Fakta bahwa cinta itu buta benar-benar terjadi di Desa Bontokatute, Sulawesi Tenggara. Yakni dibuktikan dengan adanya pernikahan antara Daeng Saing dan Tika. Usia mereka terpaut 57 tahun!

Lalu apa yang ‘membutakan’ cinta Tika kepada Daeng yang berusia 75 tahun tersebut? “Saya nikahkan Tika bin salabim dengan mas kawin mahar Rp 25 juta dan kebun cengkeh.”

Sampai di sini kalian sudah paham kan, apa yang membuat Tika menerima pinangan Daeng Saing khan? Yaps bukan nilai maharnya ya, tapi kebun cengkehnya.

Apakah Tika disini salah? Oh tentu tidak. Justru apa yang dilakukan ‘gadis’ berusia 18 tahun ini patut dicontoh anak muda jaman sekarang. Kok bisa?

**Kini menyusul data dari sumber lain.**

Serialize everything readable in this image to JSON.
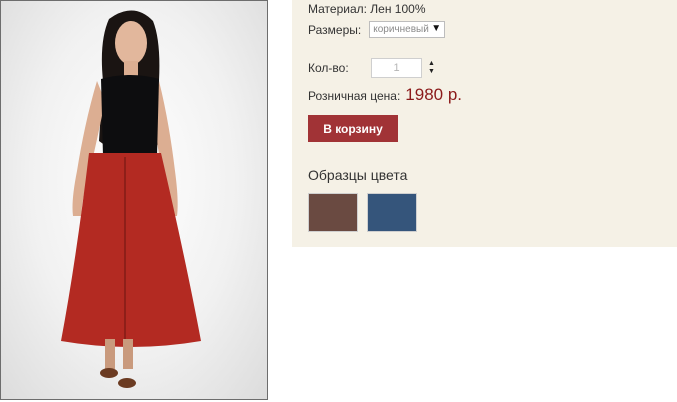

Bisa dong gaes..Tika ini contoh anak muda yang punya pemikiran yang out of the box dan investasi jangka panjang. Coba deh bandingkan gadis-gadis muda lainnya, yang cuma menikmati pacaran tanpa status yang jelas dan sekedar have fun aja. Tentunya hanya dikasih mimpi serta angin sepoi-sepoi dari pacar yang gak jelas mau dibawa ke mana hubungan kalian tersebut.

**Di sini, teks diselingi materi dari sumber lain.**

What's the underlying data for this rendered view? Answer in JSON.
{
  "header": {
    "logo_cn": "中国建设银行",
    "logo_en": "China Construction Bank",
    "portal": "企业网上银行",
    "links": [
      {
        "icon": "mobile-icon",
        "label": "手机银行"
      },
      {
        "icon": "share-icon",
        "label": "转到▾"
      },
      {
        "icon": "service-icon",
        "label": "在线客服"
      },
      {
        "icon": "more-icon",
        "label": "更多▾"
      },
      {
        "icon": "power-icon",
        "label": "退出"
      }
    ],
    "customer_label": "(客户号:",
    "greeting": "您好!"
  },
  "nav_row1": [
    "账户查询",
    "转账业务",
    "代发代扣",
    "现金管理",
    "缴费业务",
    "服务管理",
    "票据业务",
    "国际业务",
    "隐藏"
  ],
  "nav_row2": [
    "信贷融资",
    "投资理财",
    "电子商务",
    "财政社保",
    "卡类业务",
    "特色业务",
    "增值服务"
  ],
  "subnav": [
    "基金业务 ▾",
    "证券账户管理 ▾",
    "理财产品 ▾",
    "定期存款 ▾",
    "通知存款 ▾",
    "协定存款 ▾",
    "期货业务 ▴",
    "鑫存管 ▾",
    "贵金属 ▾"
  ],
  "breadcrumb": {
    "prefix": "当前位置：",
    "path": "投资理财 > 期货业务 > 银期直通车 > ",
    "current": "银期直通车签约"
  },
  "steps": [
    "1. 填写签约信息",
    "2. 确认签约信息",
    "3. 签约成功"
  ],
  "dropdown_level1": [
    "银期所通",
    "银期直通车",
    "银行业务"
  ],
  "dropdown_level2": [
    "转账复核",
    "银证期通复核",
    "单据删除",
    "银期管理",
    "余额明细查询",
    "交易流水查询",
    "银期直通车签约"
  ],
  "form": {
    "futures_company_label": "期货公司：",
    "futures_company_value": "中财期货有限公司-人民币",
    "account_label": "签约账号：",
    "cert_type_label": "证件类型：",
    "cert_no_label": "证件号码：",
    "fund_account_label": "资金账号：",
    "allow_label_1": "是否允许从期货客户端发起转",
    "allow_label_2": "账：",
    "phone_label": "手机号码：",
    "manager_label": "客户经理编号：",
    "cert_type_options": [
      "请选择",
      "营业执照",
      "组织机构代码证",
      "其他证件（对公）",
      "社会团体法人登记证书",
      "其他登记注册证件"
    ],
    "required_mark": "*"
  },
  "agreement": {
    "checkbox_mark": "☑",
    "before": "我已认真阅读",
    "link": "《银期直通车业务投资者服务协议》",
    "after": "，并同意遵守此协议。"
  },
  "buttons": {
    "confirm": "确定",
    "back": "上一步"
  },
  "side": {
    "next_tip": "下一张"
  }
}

Ah..gimana out of the box..lah wong pas foto pernikahannya aja Tika tidak senyum sama sekali, dan malah datar gitu mimik wajahnya!..Selow gaes, kita positif thinking dulu aja.

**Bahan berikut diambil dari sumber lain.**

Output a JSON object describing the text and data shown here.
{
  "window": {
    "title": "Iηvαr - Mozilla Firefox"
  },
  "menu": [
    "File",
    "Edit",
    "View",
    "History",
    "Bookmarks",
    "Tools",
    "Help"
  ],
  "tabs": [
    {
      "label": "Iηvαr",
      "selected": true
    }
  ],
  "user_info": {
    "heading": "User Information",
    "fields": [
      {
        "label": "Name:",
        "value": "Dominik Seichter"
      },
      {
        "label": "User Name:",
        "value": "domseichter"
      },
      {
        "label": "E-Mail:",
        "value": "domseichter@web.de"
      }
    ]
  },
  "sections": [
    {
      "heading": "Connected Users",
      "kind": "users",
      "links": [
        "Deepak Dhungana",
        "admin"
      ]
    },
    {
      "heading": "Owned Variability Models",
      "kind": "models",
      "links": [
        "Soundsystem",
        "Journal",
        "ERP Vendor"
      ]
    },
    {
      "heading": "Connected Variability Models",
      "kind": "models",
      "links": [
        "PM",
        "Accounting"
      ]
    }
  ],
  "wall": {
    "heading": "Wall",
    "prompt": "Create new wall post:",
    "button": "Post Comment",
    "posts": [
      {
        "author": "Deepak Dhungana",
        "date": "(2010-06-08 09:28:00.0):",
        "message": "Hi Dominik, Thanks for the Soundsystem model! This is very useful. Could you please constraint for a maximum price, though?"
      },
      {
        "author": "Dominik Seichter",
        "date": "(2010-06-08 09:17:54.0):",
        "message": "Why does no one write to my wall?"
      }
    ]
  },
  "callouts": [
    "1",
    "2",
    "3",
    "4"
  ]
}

Bisa jadi Tika itu sedang memikirkan sesuatu yang berkaitan bagaimana dia memulai memanfaatkan kebun cengkeh yang diberikan suaminya tersebut. Cuz Tika ini tahu diri, dia gak punya pengalaman mengurus kebun cengkeh atau background ilmu pertanian or perkebunan.

Gimana kalau kita coba simulasikan apa yang dipikirkan Tika saat foto itu diambil. Kita mulai saja ya, seolah-olah dalam kalimat yang ditulis dalam artikel ini adalah curahan hati seorang Tika kepada kalian generasi milenial. Deal khan? Sipp.

“Betapa bahagianya aku diberi kebun cengkeh oleh suamiku. Mengingat usia suamiku yang sudah tua, mau tidak mau aku harus belajar bagaimana mengelola maupun manajemen kebun cengkeh itu. Toh itu sudah jadi hak milikku khan.”

“Tapi aku belum tahu nih gaes berapa hektar kebun tersebut.”

“Aku kemarin sih sempet coba google, kira-kira dalam satu hektar lahan cengkeh itu kita bisa dapat keuntungan berapa. Ternyata lumayan juga gaes..Rp 300 juta sekali panen. Itu keuntungan bersih ya, dan sudah dipotong oleh biaya perawatan dan pengerjaan pascapanen.”

“Mbah google juga menyebutkan bahwa satu hektar kebun cengkeh biasanya rata-rata ditanami sekitar 100 pohon bahkan lebih. Berarti aku harus punya tenaga baik untuk urusan perawatan hingga pascapanen.”

“Masa perawatan nanti juga ada dua pengeluaran yang harus dilakukan petani. Pertama, membersihkan kebun dan pemupukan yang bakal dikerjakan tenaga pekerja kebun untuk membantu petani. Total sih butuh 5 sampai 10 pekerja dengan estimasi dua hari kerja, upahnya sih Rp 100 ribu sehari. Dan setahun biasanya bisa tiga kali kegiatan untuk membersihkan kebun ini.”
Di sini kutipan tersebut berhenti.